Desde que foi ligada às investigações, a Backer tem informado que não usa o dietilenoglicol em seu processo de produção, mas o monoetilenoglicol. Notas fiscais apreendidas pela polícia confirmam compra de monoetilenoglicol. A empresa também diz que realiza uma vistoria interna na fábrica interditada e afirma querer uma contraprova dos testes da polícia.
O CASO
As informações sobre a doença começaram a circular no primeiro fim de semana de 2020 por meio das redes sociais. Desde então, os casos suspeitos chegaram a 10, com uma coincidência entre eles: o consumo da cerveja Belorizontina. Os pacientes são de Belo Horizonte, um de Nova Lima, um de São Lourenço (Sul de Minas) e outro de Ubá (Zona da Mata). O dessa última cidade é Paschoal Demartini Filho, de 55 anos, que morreu na terça-feira em hospital de Juiz de Fora depois de consumir a cerveja em festa de família na capital mineira. O genro dele, Luiz Felippe Teles Ribeiro, de 37, também foi internado com o mesmo quadro do sogro.
Uma força-tarefa foi criada para lidar com o caso, incluindo órgão estaduais e federais. A Polícia Civil detectou a presença do composto orgânico dietilenoglicol em duas amostras da Belorizontina, o que forçou o Ministério da Agricultura, Pecuária e Abastecimento (Mapa) a interditar instalações da fábrica mineira, localizada no Bairro Olhos D'Água, Oeste de Belo Horizonte.
Dos 10 pacientes internados, três já testaram positivo para a presença do dietilenoglicol em suas correntes sanguíneas. O fato fez com que a Saúde estadual criasse um protocolo clínico para intoxicação pelo composto orgânico. O passo a passo, descrito em nota técnica disparada aos profissionais de saúde no sábado, inclui exames laboratoriais, avaliações oftalmológica e neurológica e o uso do etanol como remédio para frear os efeitos da doença.

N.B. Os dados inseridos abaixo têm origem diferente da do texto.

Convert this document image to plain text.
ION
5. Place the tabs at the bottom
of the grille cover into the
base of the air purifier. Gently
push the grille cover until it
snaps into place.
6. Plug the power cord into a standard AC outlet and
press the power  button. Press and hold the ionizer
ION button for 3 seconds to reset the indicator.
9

O mesmo documento da saúde pública estabelece o que é caso suspeito: todos que apresentarem os sinais da doença desde novembro e tenham consumido qualquer cerveja da Backer. Foi a primeira vez que a empresa foi citada nominalmente em um documento da Saúde estadual. Os sintomas da sídrome são dificuldades gastrointestinais (náuseas e/ou vômitos e/ou dor abdominal) e insuficiência renal aguda, seguidos ou não de uma ou mais alterações neurológicas, como paralisias facial e descendente, borramento visual, amaurose (perda da visão), mudanças sensitivas e crise convulsiva.